Before the 2007 game, cities other than Jacksonville (site of the 2007 ACC Championship Game) presented their plans to be the site of the 2008 ACC Championship Game. After poor attendance in the ACC Championship Game at Jacksonville for the second straight year, ACC officials and representatives of the conference's member schools elected not to extend the Gator Bowl Association's contract to manage and host the game for another year. On December 12, less than two weeks after Jacksonville had hosted the 2007 ACC Championship Game, the ACC announced that Tampa, Florida would host the game in 2008 and 2009 and Charlotte, North Carolina would host the game in 2010 and 2011.
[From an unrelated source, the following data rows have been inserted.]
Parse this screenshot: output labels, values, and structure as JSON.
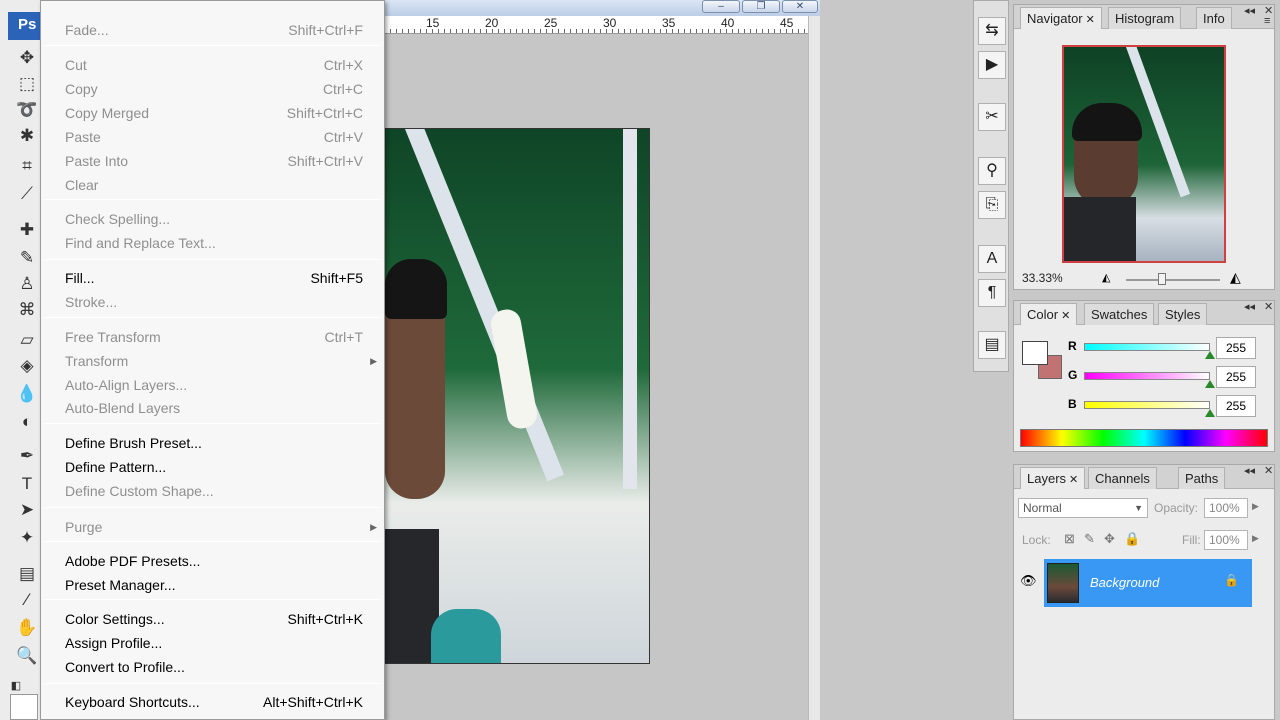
{
  "app": {
    "logo": "Ps"
  },
  "menu": {
    "items": [
      {
        "label": "Fade...",
        "shortcut": "Shift+Ctrl+F",
        "disabled": true
      },
      {
        "label": "Cut",
        "shortcut": "Ctrl+X",
        "disabled": true
      },
      {
        "label": "Copy",
        "shortcut": "Ctrl+C",
        "disabled": true
      },
      {
        "label": "Copy Merged",
        "shortcut": "Shift+Ctrl+C",
        "disabled": true
      },
      {
        "label": "Paste",
        "shortcut": "Ctrl+V",
        "disabled": true
      },
      {
        "label": "Paste Into",
        "shortcut": "Shift+Ctrl+V",
        "disabled": true
      },
      {
        "label": "Clear",
        "shortcut": "",
        "disabled": true
      },
      {
        "label": "Check Spelling...",
        "shortcut": "",
        "disabled": true
      },
      {
        "label": "Find and Replace Text...",
        "shortcut": "",
        "disabled": true
      },
      {
        "label": "Fill...",
        "shortcut": "Shift+F5",
        "disabled": false
      },
      {
        "label": "Stroke...",
        "shortcut": "",
        "disabled": true
      },
      {
        "label": "Free Transform",
        "shortcut": "Ctrl+T",
        "disabled": true
      },
      {
        "label": "Transform",
        "shortcut": "",
        "disabled": true,
        "submenu": true
      },
      {
        "label": "Auto-Align Layers...",
        "shortcut": "",
        "disabled": true
      },
      {
        "label": "Auto-Blend Layers",
        "shortcut": "",
        "disabled": true
      },
      {
        "label": "Define Brush Preset...",
        "shortcut": "",
        "disabled": false
      },
      {
        "label": "Define Pattern...",
        "shortcut": "",
        "disabled": false
      },
      {
        "label": "Define Custom Shape...",
        "shortcut": "",
        "disabled": true
      },
      {
        "label": "Purge",
        "shortcut": "",
        "disabled": true,
        "submenu": true
      },
      {
        "label": "Adobe PDF Presets...",
        "shortcut": "",
        "disabled": false
      },
      {
        "label": "Preset Manager...",
        "shortcut": "",
        "disabled": false
      },
      {
        "label": "Color Settings...",
        "shortcut": "Shift+Ctrl+K",
        "disabled": false
      },
      {
        "label": "Assign Profile...",
        "shortcut": "",
        "disabled": false
      },
      {
        "label": "Convert to Profile...",
        "shortcut": "",
        "disabled": false
      },
      {
        "label": "Keyboard Shortcuts...",
        "shortcut": "Alt+Shift+Ctrl+K",
        "disabled": false
      }
    ]
  },
  "document": {
    "ruler_numbers": [
      "15",
      "20",
      "25",
      "30",
      "35",
      "40",
      "45"
    ],
    "window_buttons": [
      "–",
      "❐",
      "✕"
    ]
  },
  "navigator": {
    "tabs": [
      "Navigator",
      "Histogram",
      "Info"
    ],
    "zoom": "33.33%",
    "zoom_slider_fraction": 0.38
  },
  "color": {
    "tabs": [
      "Color",
      "Swatches",
      "Styles"
    ],
    "channels": [
      {
        "label": "R",
        "value": "255"
      },
      {
        "label": "G",
        "value": "255"
      },
      {
        "label": "B",
        "value": "255"
      }
    ],
    "foreground": "#ffffff",
    "background": "#c27272"
  },
  "layers": {
    "tabs": [
      "Layers",
      "Channels",
      "Paths"
    ],
    "blend_mode": "Normal",
    "opacity_label": "Opacity:",
    "opacity": "100%",
    "lock_label": "Lock:",
    "fill_label": "Fill:",
    "fill": "100%",
    "layer_name": "Background",
    "selected_color": "#3a98f5"
  }
}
The cities were chosen based on bids presented to the ACC and its member schools. Each city requested and was granted a two-year contract. Tampa was chosen as the site of the 2008 game because Charlotte was scheduled to hold the annual convention of the Association for Career and Technical Education at the same time as the game, and adequate hotel space would not be ready in time for the two events. As a result, Charlotte's two-year span of hosting the game was pushed back to 2010.

=== Team selection ===

Before the beginning of the 2009 college football season, the annual poll by media members who cover ACC football predicted Virginia Tech to win the Coastal Division and Florida State to win the Atlantic Division. Virginia Tech received 78 of a possible 87 first-place votes in its division, while Florida State received 56 in the other division. In regards to predicting the championship game's outcome, 69 of the 87 voters chose Virginia Tech to win. Georgia Tech and Clemson were predicted to finish second in the Coastal and Atlantic divisions, respectively.

==== Georgia Tech ====

The Georgia Tech Yellow Jackets entered the 2009 season after a 2008 campaign that saw them finish 9–4, including a season-ending 38–3 loss to the LSU Tigers in the 2008 Chick-fil-A Bowl. Georgia Tech head coach Paul Johnson, entering his second season as head of the Yellow Jackets, had high hopes that Georgia Tech would be able to improve upon its 2008 performance. Others agreed with Johnson's assumption, as the Yellow Jackets were ranked No. 15 in the preseason Associated Press and USA Today coaches' polls.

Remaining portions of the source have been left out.